2. Unterschiedliche Erfahrungswelten u. Verarbeitungsmöglichkeiten von Jugendlichen:

  • Menschen werden niemals nur durch einseitige Erfahrungen, sondern auch bezüglich bestimmter Lebensmilieus geprägt
  • Identitätsprobleme werden provoziert, wenn der gesellschaftl. „Einforderungsdruck“ zu groß wird u. keine „Rückenstärkung“ aus dem sozialen Milieu zu erwarten ist.

3. Erklärungsversuche für menschenfeindliche / gewaltbejahende Einstellungen – Heitmeyers drei Ebenen:

1.    Struktur- Kultur- Ebene: Individualisierung, Milieu, Ungleichheit
2.    Sozial- interaktive, interpersonale Ebene: Freisetzungen, Auflösungen, Gewissheitsverluste
3.    Personelle, intrapsychische Ebene: Identität


  • Ungleiche Chancen für Jugendliche für:
    •  Individuell- funktionale Systemintegration: Arbeitsmarkt, soziale Absicherung
    • Kommunikativ- interaktive Sozialintegration: Möglichkeiten u. Fähigkeiten zur politischen Partizipation
    • Kulturell- expressive Sozialintegration: Sozial- emotionaler Rückhalt in der Alltagswelt
  • Besondere Gefahr für eine positive Gewalteinstellung, wenn 3 unterschiedl. Prozesse miteinander verbunden sind:
    • Menschen ohne Arbeitsstelle u. soziale Anerkennung erleben individuell Desintegration
    • Menschen mit Integrations- u. Zugangsproblemen zu Arbeit u.
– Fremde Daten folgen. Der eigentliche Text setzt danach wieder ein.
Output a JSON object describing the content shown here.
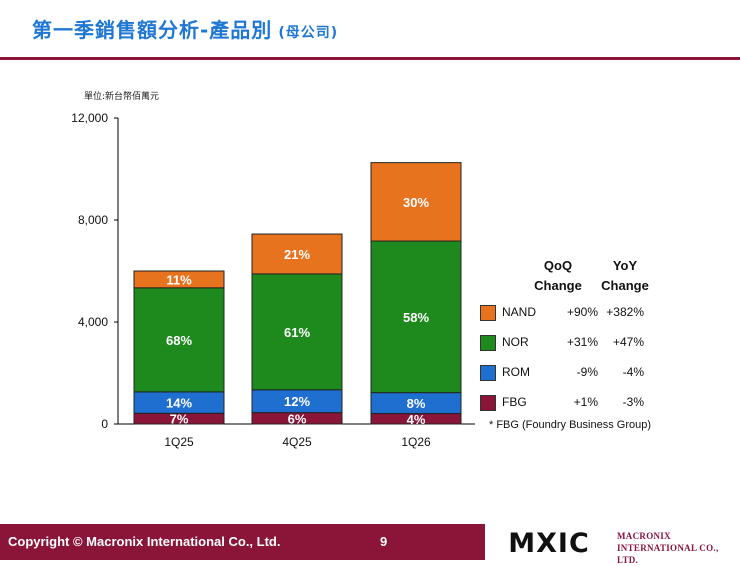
{
  "slide": {
    "title": "第一季銷售額分析-產品別",
    "title_sub": "(母公司)",
    "page_number": "9"
  },
  "footer": {
    "copyright": "Copyright © Macronix International Co., Ltd.",
    "logo_text": "MXIC",
    "company_line1": "MACRONIX",
    "company_line2": "INTERNATIONAL CO., LTD."
  },
  "colors": {
    "accent": "#8a1538",
    "title": "#1f77d4",
    "NAND": "#e8731e",
    "NOR": "#1e8a1e",
    "ROM": "#1f6fd1",
    "FBG": "#8a1538"
  },
  "chart_data": {
    "type": "bar",
    "stacked": true,
    "unit_label": "單位:新台幣佰萬元",
    "categories": [
      "1Q25",
      "4Q25",
      "1Q26"
    ],
    "totals": [
      6000,
      7450,
      10250
    ],
    "series": [
      {
        "name": "FBG",
        "percent_labels": [
          "7%",
          "6%",
          "4%"
        ],
        "share": [
          0.07,
          0.06,
          0.04
        ]
      },
      {
        "name": "ROM",
        "percent_labels": [
          "14%",
          "12%",
          "8%"
        ],
        "share": [
          0.14,
          0.12,
          0.08
        ]
      },
      {
        "name": "NOR",
        "percent_labels": [
          "68%",
          "61%",
          "58%"
        ],
        "share": [
          0.68,
          0.61,
          0.58
        ]
      },
      {
        "name": "NAND",
        "percent_labels": [
          "11%",
          "21%",
          "30%"
        ],
        "share": [
          0.11,
          0.21,
          0.3
        ]
      }
    ],
    "ylim": [
      0,
      12000
    ],
    "yticks": [
      0,
      4000,
      8000,
      12000
    ],
    "ytick_labels": [
      "0",
      "4,000",
      "8,000",
      "12,000"
    ]
  },
  "change_table": {
    "qoq_header_1": "QoQ",
    "qoq_header_2": "Change",
    "yoy_header_1": "YoY",
    "yoy_header_2": "Change",
    "rows": [
      {
        "name": "NAND",
        "qoq": "+90%",
        "yoy": "+382%"
      },
      {
        "name": "NOR",
        "qoq": "+31%",
        "yoy": "+47%"
      },
      {
        "name": "ROM",
        "qoq": "-9%",
        "yoy": "-4%"
      },
      {
        "name": "FBG",
        "qoq": "+1%",
        "yoy": "-3%"
      }
    ],
    "footnote": "* FBG (Foundry Business Group)"
  }
}
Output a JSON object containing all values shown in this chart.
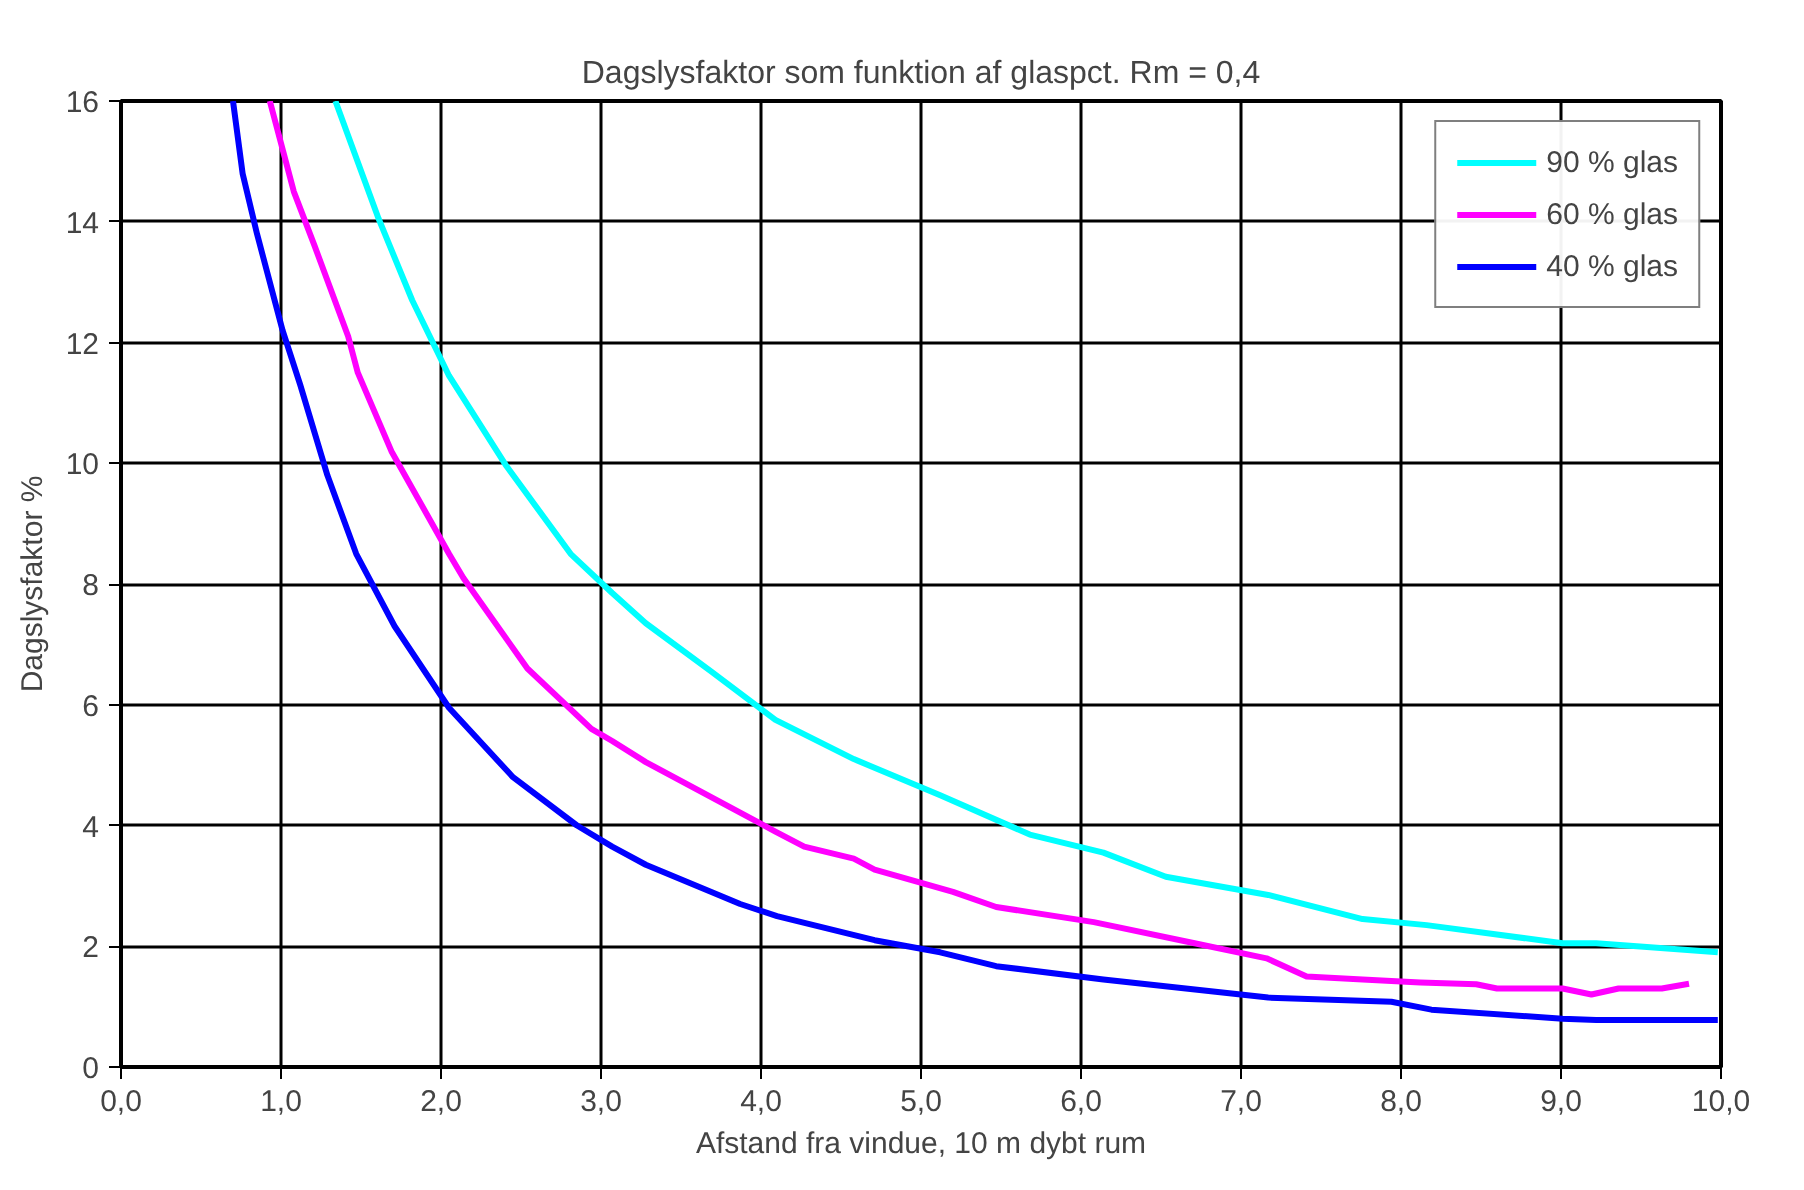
{
  "chart_data": {
    "type": "line",
    "title": "Dagslysfaktor som funktion af glaspct. Rm = 0,4",
    "xlabel": "Afstand fra vindue, 10 m dybt rum",
    "ylabel": "Dagslysfaktor %",
    "xlim": [
      0,
      10
    ],
    "ylim": [
      0,
      16
    ],
    "xticks": [
      {
        "value": 0,
        "label": "0,0"
      },
      {
        "value": 1,
        "label": "1,0"
      },
      {
        "value": 2,
        "label": "2,0"
      },
      {
        "value": 3,
        "label": "3,0"
      },
      {
        "value": 4,
        "label": "4,0"
      },
      {
        "value": 5,
        "label": "5,0"
      },
      {
        "value": 6,
        "label": "6,0"
      },
      {
        "value": 7,
        "label": "7,0"
      },
      {
        "value": 8,
        "label": "8,0"
      },
      {
        "value": 9,
        "label": "9,0"
      },
      {
        "value": 10,
        "label": "10,0"
      }
    ],
    "yticks": [
      0,
      2,
      4,
      6,
      8,
      10,
      12,
      14,
      16
    ],
    "grid": true,
    "legend": "top right",
    "line_style": "solid",
    "marker": "none",
    "series": [
      {
        "name": "90 % glas",
        "color": "#00ffff",
        "x": [
          1.34,
          1.61,
          1.82,
          2.05,
          2.41,
          2.81,
          3.07,
          3.28,
          3.69,
          4.09,
          4.58,
          5.12,
          5.68,
          6.14,
          6.53,
          7.17,
          7.76,
          8.16,
          9.01,
          9.22,
          9.98
        ],
        "values": [
          16,
          14.05,
          12.7,
          11.45,
          9.95,
          8.5,
          7.85,
          7.35,
          6.55,
          5.75,
          5.1,
          4.5,
          3.85,
          3.55,
          3.15,
          2.85,
          2.45,
          2.35,
          2.05,
          2.05,
          1.9
        ]
      },
      {
        "name": "60 % glas",
        "color": "#ff00ff",
        "x": [
          0.93,
          1.08,
          1.21,
          1.42,
          1.48,
          1.69,
          2.05,
          2.14,
          2.54,
          2.94,
          3.07,
          3.28,
          4.09,
          4.27,
          4.58,
          4.71,
          5.2,
          5.47,
          6.08,
          6.71,
          7.16,
          7.41,
          7.76,
          8.12,
          8.47,
          8.6,
          9.01,
          9.19,
          9.36,
          9.63,
          9.8
        ],
        "values": [
          16,
          14.5,
          13.6,
          12.1,
          11.5,
          10.2,
          8.5,
          8.1,
          6.6,
          5.6,
          5.4,
          5.05,
          3.9,
          3.65,
          3.45,
          3.27,
          2.9,
          2.65,
          2.4,
          2.05,
          1.8,
          1.5,
          1.45,
          1.4,
          1.37,
          1.3,
          1.3,
          1.2,
          1.3,
          1.3,
          1.38
        ]
      },
      {
        "name": "40 % glas",
        "color": "#0000ff",
        "x": [
          0.7,
          0.76,
          0.85,
          1.01,
          1.12,
          1.29,
          1.47,
          1.71,
          2.05,
          2.45,
          2.85,
          3.07,
          3.28,
          3.69,
          3.87,
          4.1,
          4.71,
          5.12,
          5.47,
          6.14,
          7.17,
          7.94,
          8.19,
          9.01,
          9.22,
          9.98
        ],
        "values": [
          16,
          14.8,
          13.8,
          12.2,
          11.3,
          9.8,
          8.5,
          7.3,
          5.95,
          4.8,
          4.0,
          3.65,
          3.35,
          2.9,
          2.7,
          2.5,
          2.1,
          1.9,
          1.67,
          1.45,
          1.15,
          1.08,
          0.95,
          0.8,
          0.78,
          0.78
        ]
      }
    ]
  }
}
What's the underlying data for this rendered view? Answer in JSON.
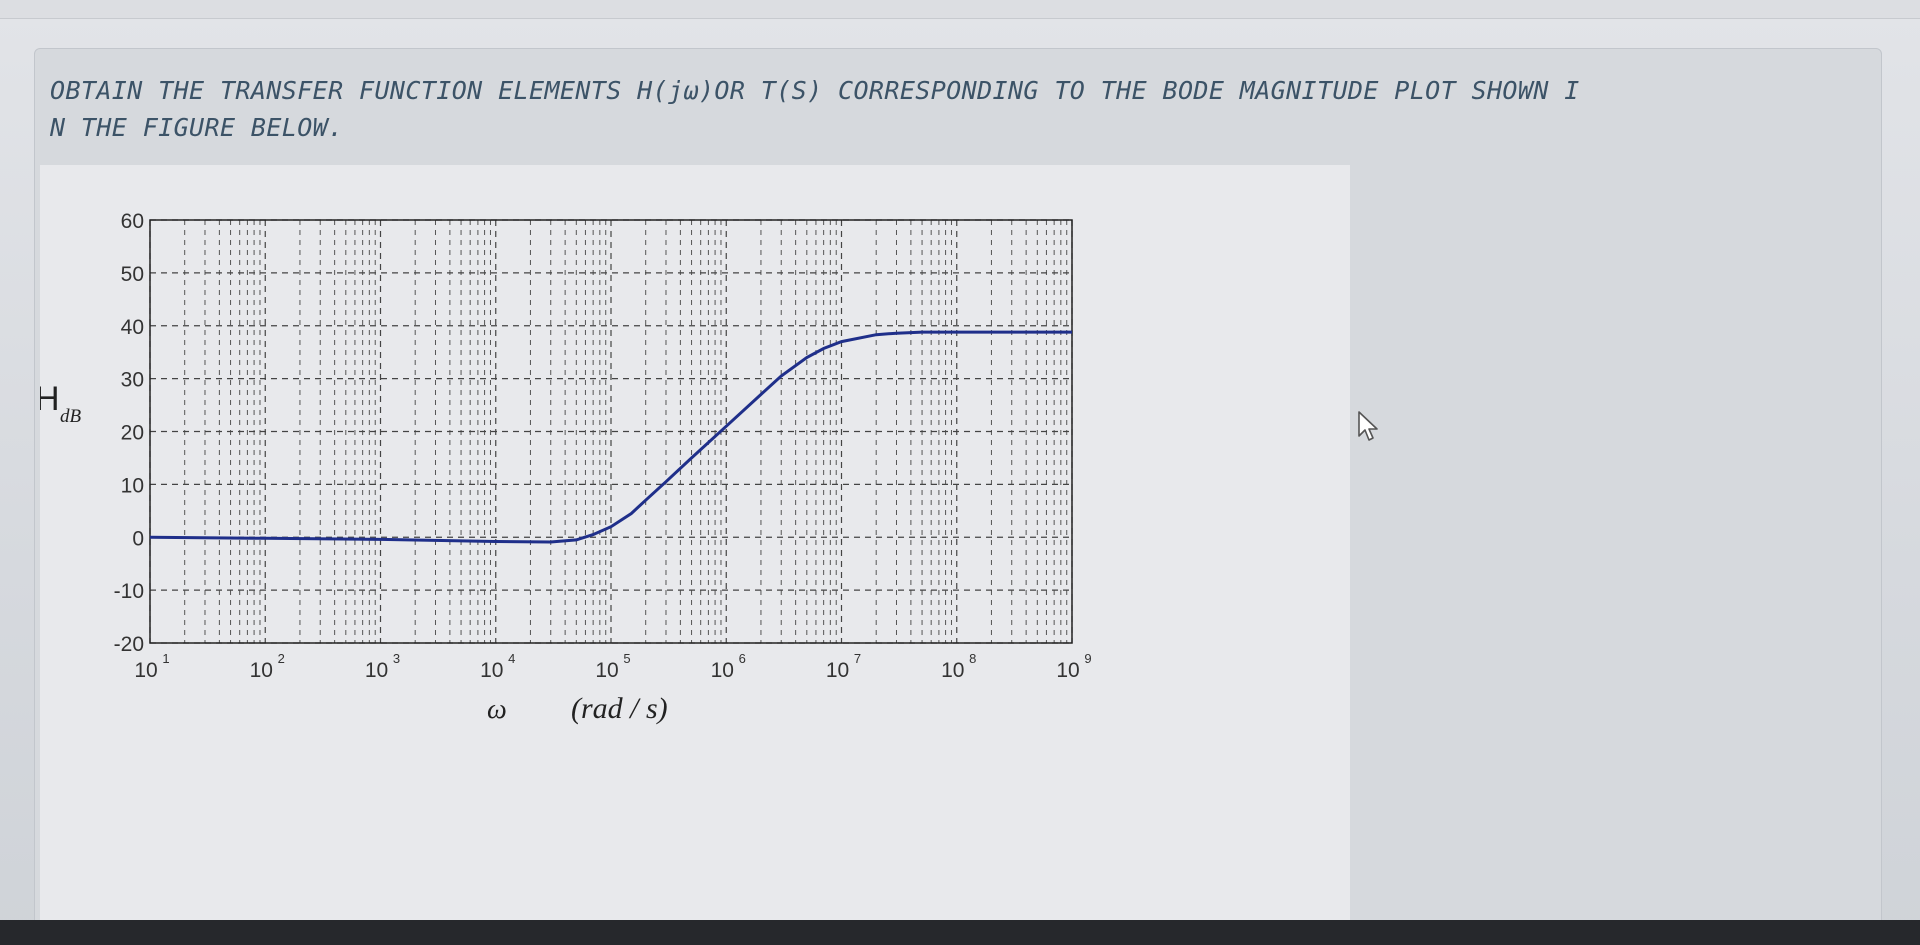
{
  "question": {
    "line1": "OBTAIN THE TRANSFER FUNCTION ELEMENTS H(jω)OR T(S) CORRESPONDING TO THE BODE MAGNITUDE PLOT SHOWN I",
    "line2": "N THE FIGURE BELOW."
  },
  "chart_data": {
    "type": "line",
    "title": "",
    "ylabel_main": "H",
    "ylabel_sub": "dB",
    "xlabel_omega": "ω",
    "xlabel_unit": "(rad / s)",
    "x_scale": "log",
    "xlim": [
      10,
      1000000000
    ],
    "ylim": [
      -20,
      60
    ],
    "x_ticks": [
      {
        "value": 10,
        "base": "10",
        "exp": "1"
      },
      {
        "value": 100,
        "base": "10",
        "exp": "2"
      },
      {
        "value": 1000,
        "base": "10",
        "exp": "3"
      },
      {
        "value": 10000,
        "base": "10",
        "exp": "4"
      },
      {
        "value": 100000,
        "base": "10",
        "exp": "5"
      },
      {
        "value": 1000000,
        "base": "10",
        "exp": "6"
      },
      {
        "value": 10000000,
        "base": "10",
        "exp": "7"
      },
      {
        "value": 100000000,
        "base": "10",
        "exp": "8"
      },
      {
        "value": 1000000000,
        "base": "10",
        "exp": "9"
      }
    ],
    "y_ticks": [
      "60",
      "50",
      "40",
      "30",
      "20",
      "10",
      "0",
      "-10",
      "-20"
    ],
    "y_tick_values": [
      60,
      50,
      40,
      30,
      20,
      10,
      0,
      -10,
      -20
    ],
    "grid": true,
    "line_color": "#1f2f8a",
    "series": [
      {
        "x": [
          10,
          100,
          1000,
          10000,
          30000,
          50000,
          70000,
          100000,
          150000,
          200000,
          300000,
          500000,
          1000000,
          2000000,
          3000000,
          5000000,
          7000000,
          10000000,
          20000000,
          30000000,
          50000000,
          100000000,
          1000000000
        ],
        "y": [
          0,
          -0.2,
          -0.4,
          -0.8,
          -0.9,
          -0.5,
          0.5,
          2.0,
          4.5,
          7.0,
          10.5,
          15.0,
          21.0,
          27.0,
          30.5,
          34.0,
          35.7,
          37.0,
          38.3,
          38.6,
          38.8,
          38.8,
          38.8
        ]
      }
    ]
  }
}
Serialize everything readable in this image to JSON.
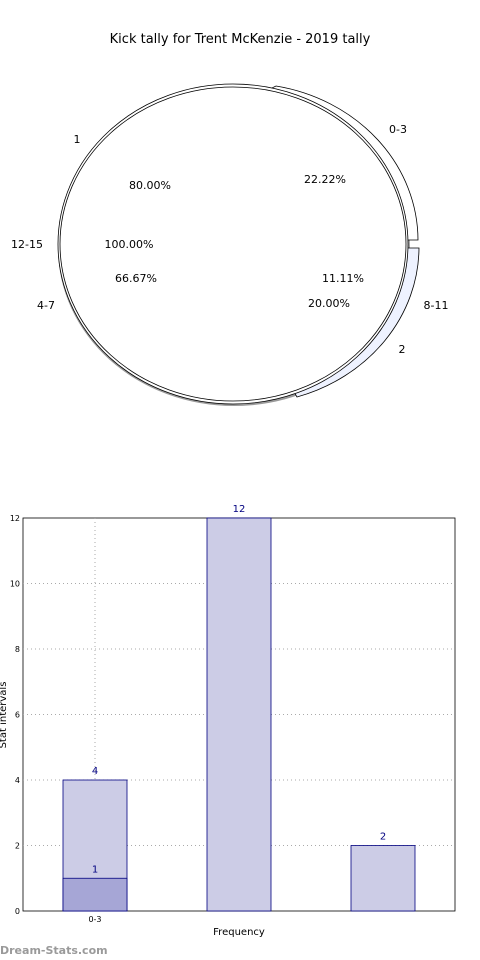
{
  "title": "Kick tally for Trent McKenzie - 2019 tally",
  "watermark": "Dream-Stats.com",
  "chart_data": [
    {
      "type": "pie",
      "title": "Kick tally for Trent McKenzie - 2019 tally",
      "outer_labels": [
        "1",
        "0-3",
        "12-15",
        "8-11",
        "4-7",
        "2"
      ],
      "percent_labels": [
        "80.00%",
        "22.22%",
        "100.00%",
        "66.67%",
        "11.11%",
        "20.00%"
      ],
      "colors": {
        "main": "#ffffff",
        "accent": "#eef2ff",
        "edge": "#000000"
      }
    },
    {
      "type": "bar",
      "categories": [
        "0-3",
        "",
        ""
      ],
      "series": [
        {
          "values": [
            4,
            12,
            2
          ],
          "color": "#cccce6"
        },
        {
          "values": [
            1,
            0,
            0
          ],
          "color": "#a6a6d6"
        }
      ],
      "value_labels": [
        "4",
        "12",
        "2",
        "1"
      ],
      "xlabel": "Frequency",
      "ylabel": "Stat intervals",
      "ylim": [
        0,
        12
      ],
      "yticks": [
        "0",
        "2",
        "4",
        "6",
        "8",
        "10",
        "12"
      ],
      "grid": true
    }
  ]
}
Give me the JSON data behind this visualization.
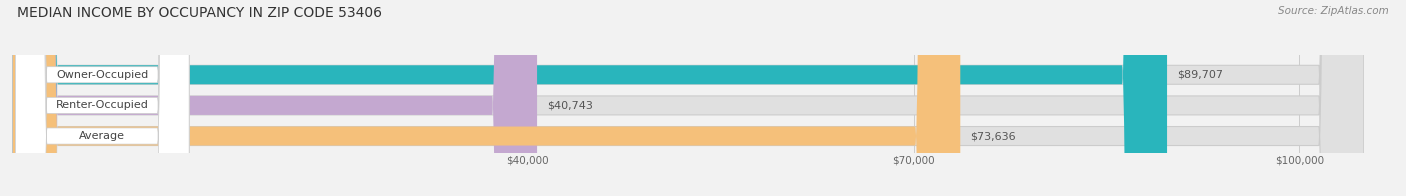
{
  "title": "MEDIAN INCOME BY OCCUPANCY IN ZIP CODE 53406",
  "source": "Source: ZipAtlas.com",
  "categories": [
    "Owner-Occupied",
    "Renter-Occupied",
    "Average"
  ],
  "values": [
    89707,
    40743,
    73636
  ],
  "labels": [
    "$89,707",
    "$40,743",
    "$73,636"
  ],
  "bar_colors": [
    "#29b5bc",
    "#c4a8d0",
    "#f5c07a"
  ],
  "xlim_data": [
    0,
    105000
  ],
  "xlim_display": [
    0,
    105000
  ],
  "xticks": [
    40000,
    70000,
    100000
  ],
  "xticklabels": [
    "$40,000",
    "$70,000",
    "$100,000"
  ],
  "background_color": "#f2f2f2",
  "bar_background_color": "#e0e0e0",
  "title_fontsize": 10,
  "source_fontsize": 7.5,
  "label_fontsize": 8,
  "bar_height": 0.62
}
Bildung leben in bestimmten Stadtteilen unter sich verdichten
    • Menschen mit Integrationsproblemen bilden in bestimmten Stadtteilen die Mehrheit u. haben somit kaum Beziehungen zu „integrierten“ Menschen, an denen sie sich orientieren können

4. Entstehung gruppenbezogener Menschenfeindlichkeit u- Gewaltbereitschaft 
Das Desintegrations- Gewalt- Konzept:


  • Die eigene „Unterlegenheit“ wird durch die „gruppenbezogene Menschenfeindlichkeit“ in eine empfundene „Überlegenheit“ transformiert
  •  Somit wenden sich Menschen gegen Menschen- /gruppen, die sie für minderwertiger erklären können, als sie sich selbst empfinden
    • Sie zeigen mangelnde Anerkennung, Missachtung, Verachtung, Diskriminierung, Gewalt → Damit können sie ihre eigene Minderwertigkeit ertragen
  • „Gewaltaffine Einstellungen“:
    • Machiavellismus: Bestrebung, sich rücksichtslos durchzusetzen
    • Autoritarismus: Kritikloses Anerkennen von „Mächtigen“
    • „Law and Order“- Einstellung: Dogmatisches Verteidigen einer Ordnung / Regeln
  • Da Jugendliche eher impulsiv handeln, ohne Folgen zu reflektieren, sind sie eher gewalttätig als Erwachsene. Jugendgewalt nimmt zu, wenn Jugendliche Gewalt als legitimes Mittel zur Selbstdurchsetzung verwenden.
  • 5 mögliche Legitimationen für Gewalt: Gewalt als…
    •  Gegengewalt (Täter erklärt sich selbst zum „Opfer“)
    • „Ultima Ratio“ (letztmöglicher Weg)
    • Ordnungsfaktor (rechtfertigt staatliche Gewalt)
    • normales Handlungsmuster  (gewalttätiges Handeln als „normal“)
    • Klärung u. Vollstreckung („Alternative“ für „Nur- Reden)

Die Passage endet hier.